E Tipu E Rea Whānau Services has a focus on rangatahi with pēpi or who are hapū (pregnant).
We celebrated the announcement of health reforms more than six months ago with high hopes for the Māori Health Authority, Te Aka Whai Ora, and we still remain very supportive of the move.
But due to the nature of our mahi - we work in the health and social services sector and with whānau who must navigate these systems - we don’t believe the changes in the health sector are the full and complete answer to reducing inequalities.
We know, like many others, that the move to Te Aka Whai Ora was never going to be the silver bullet to solve health inequity for Māori, but more and more we are seeing that it is not even going to be a drop in the ocean without cross-sectoral reform.
We see daily the often-colliding policies and systems across sectors that act against the goals of Health. For example, a new priority of Te Aka Whai Ora and Te Whatu Ora is child health and pregnancy care, however, many young parents that E Tipu E Rea work with are often refused housing because they are too young or because they are hapū.

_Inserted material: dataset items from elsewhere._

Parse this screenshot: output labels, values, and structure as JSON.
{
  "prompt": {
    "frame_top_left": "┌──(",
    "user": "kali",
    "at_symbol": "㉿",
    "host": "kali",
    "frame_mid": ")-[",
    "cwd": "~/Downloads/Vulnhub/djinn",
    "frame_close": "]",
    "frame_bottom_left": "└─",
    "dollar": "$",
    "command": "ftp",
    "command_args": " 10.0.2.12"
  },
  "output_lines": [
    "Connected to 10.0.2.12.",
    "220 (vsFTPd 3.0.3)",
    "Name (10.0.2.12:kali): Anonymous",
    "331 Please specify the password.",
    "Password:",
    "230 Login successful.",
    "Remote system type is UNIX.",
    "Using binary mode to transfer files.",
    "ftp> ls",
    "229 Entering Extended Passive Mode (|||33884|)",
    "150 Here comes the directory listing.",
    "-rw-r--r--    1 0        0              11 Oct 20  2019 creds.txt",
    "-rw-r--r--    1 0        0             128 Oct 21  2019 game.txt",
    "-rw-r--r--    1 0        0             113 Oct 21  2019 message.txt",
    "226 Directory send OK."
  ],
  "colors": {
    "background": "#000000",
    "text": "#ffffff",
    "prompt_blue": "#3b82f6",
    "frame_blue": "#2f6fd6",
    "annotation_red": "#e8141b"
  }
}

On top of this, they have to wait for the Youth Parent Payment from the Ministry of Social Development, which does not kick in until after their baby is born.
These social-care policies and systems create massive barriers for young hapū māmā and parents to get to a midwife, or get to GP appointments for childhood immunisations, or the likes of Plunket for their child’s health.

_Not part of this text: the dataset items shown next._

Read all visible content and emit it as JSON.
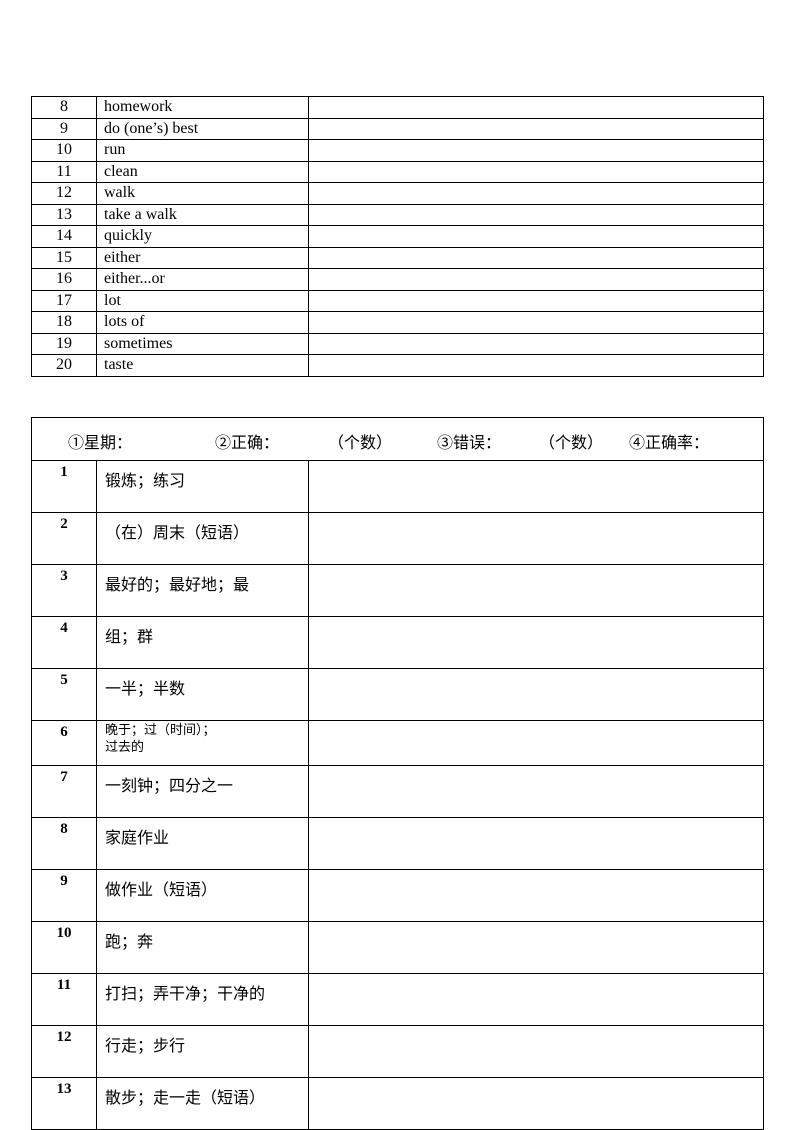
{
  "vocab_table": {
    "rows": [
      {
        "num": "8",
        "word": "homework",
        "answer": ""
      },
      {
        "num": "9",
        "word": "do (one’s) best",
        "answer": ""
      },
      {
        "num": "10",
        "word": "run",
        "answer": ""
      },
      {
        "num": "11",
        "word": "clean",
        "answer": ""
      },
      {
        "num": "12",
        "word": "walk",
        "answer": ""
      },
      {
        "num": "13",
        "word": "take a walk",
        "answer": ""
      },
      {
        "num": "14",
        "word": "quickly",
        "answer": ""
      },
      {
        "num": "15",
        "word": "either",
        "answer": ""
      },
      {
        "num": "16",
        "word": "either...or",
        "answer": ""
      },
      {
        "num": "17",
        "word": "lot",
        "answer": ""
      },
      {
        "num": "18",
        "word": "lots of",
        "answer": ""
      },
      {
        "num": "19",
        "word": "sometimes",
        "answer": ""
      },
      {
        "num": "20",
        "word": "taste",
        "answer": ""
      }
    ]
  },
  "quiz_table": {
    "header": {
      "weekday": "①星期：",
      "correct": "②正确：",
      "correct_unit": "（个数）",
      "wrong": "③错误：",
      "wrong_unit": "（个数）",
      "rate": "④正确率："
    },
    "rows": [
      {
        "num": "1",
        "meaning": "锻炼；练习",
        "answer": ""
      },
      {
        "num": "2",
        "meaning": "（在）周末（短语）",
        "answer": ""
      },
      {
        "num": "3",
        "meaning": "最好的；最好地；最",
        "answer": ""
      },
      {
        "num": "4",
        "meaning": "组；群",
        "answer": ""
      },
      {
        "num": "5",
        "meaning": "一半；半数",
        "answer": ""
      },
      {
        "num": "6",
        "meaning_line1": "晚于；过（时间）；",
        "meaning_line2": "过去的",
        "answer": ""
      },
      {
        "num": "7",
        "meaning": "一刻钟；四分之一",
        "answer": ""
      },
      {
        "num": "8",
        "meaning": "家庭作业",
        "answer": ""
      },
      {
        "num": "9",
        "meaning": "做作业（短语）",
        "answer": ""
      },
      {
        "num": "10",
        "meaning": "跑；奔",
        "answer": ""
      },
      {
        "num": "11",
        "meaning": "打扫；弄干净；干净的",
        "answer": ""
      },
      {
        "num": "12",
        "meaning": "行走；步行",
        "answer": ""
      },
      {
        "num": "13",
        "meaning": "散步；走一走（短语）",
        "answer": ""
      }
    ]
  }
}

If you have nowhere to live, no fixed address and no income, it is next to impossible to have stable healthcare.
A home, food and money are whānau first priorities and healthcare usually comes last as the former are requirements for the latter.
Current MSD Youth Parent Payment rules and processes often prevent young hapū māmā from getting financial support early on in their pregnancy.
This does not support young hapū māmā or parents prioritising their health or their babies.
We also know, from our experience with whānau, that many young parents and wāhine hapū who are faced with financial and emotional stress do not ask for help out of fear of looking like they are unfit to parent.
The health and social service sectors need to work together to understand the fear that many young wāhine hapū and young parents hold in relation to Oranga Tamariki, and how this fear can prevent health care visits or stop hapū māmā and young parents from talking openly about any mental distress, they are experiencing.
Research shows that the leading cause of death in pregnant women and new mothers is maternal suicide. If we think the solutions to this issue just lie with health, we are mistaken and we will not solve a thing.
This is the shared responsibility of the Ministry of Education, Health, Social Development, Urban Development and Housing and Oranga Tamariki. These sectors also need to commission additional and expanded kaupapa Māori initiatives for whānau wellbeing, with a particular focus on reducing high rates of perinatal distress and maternal suicide among wāhine Māori.
Te Aka Whai Ora, Te Whatu Ora, Oranga Tamariki, Ministry of Social Development, Ministry of Education and others, need to all recognise and acknowledge that young hapū māmā and young parents have often navigated a range of complexities to get them to their GP appointment, to engage with a midwife, to turn up to class, and these complexities range from transport, waiting until baby is born so they can get the young parents payment, financial restraints, and sometimes other crisis like whānau violence and housing.
There desperately needs to be cross-sector collaboration to assist the health sector with its brave and much-needed reforms.
Overall, the dreams of hapū māmā, mātua taiohi (pāpā included), speak to the importance of whānau support and access to support systems and services that don’t just sit in health, for them to thrive. They would like to be viewed without stigma, where they have the support to positively grow whānau relationships, achieve education and employment goals, be healthy and become responsible, confident and financially independent parents.
A cross-sector response that does not just lay in the responsibility of the health sector needs to occur, our whānau do not operate in silos, they are across sectors, and each sector can either open doors to hauora or close them. Support systems in health and social care need to talk daily and operate closely to be an ecosystem that works to reduce inequalities.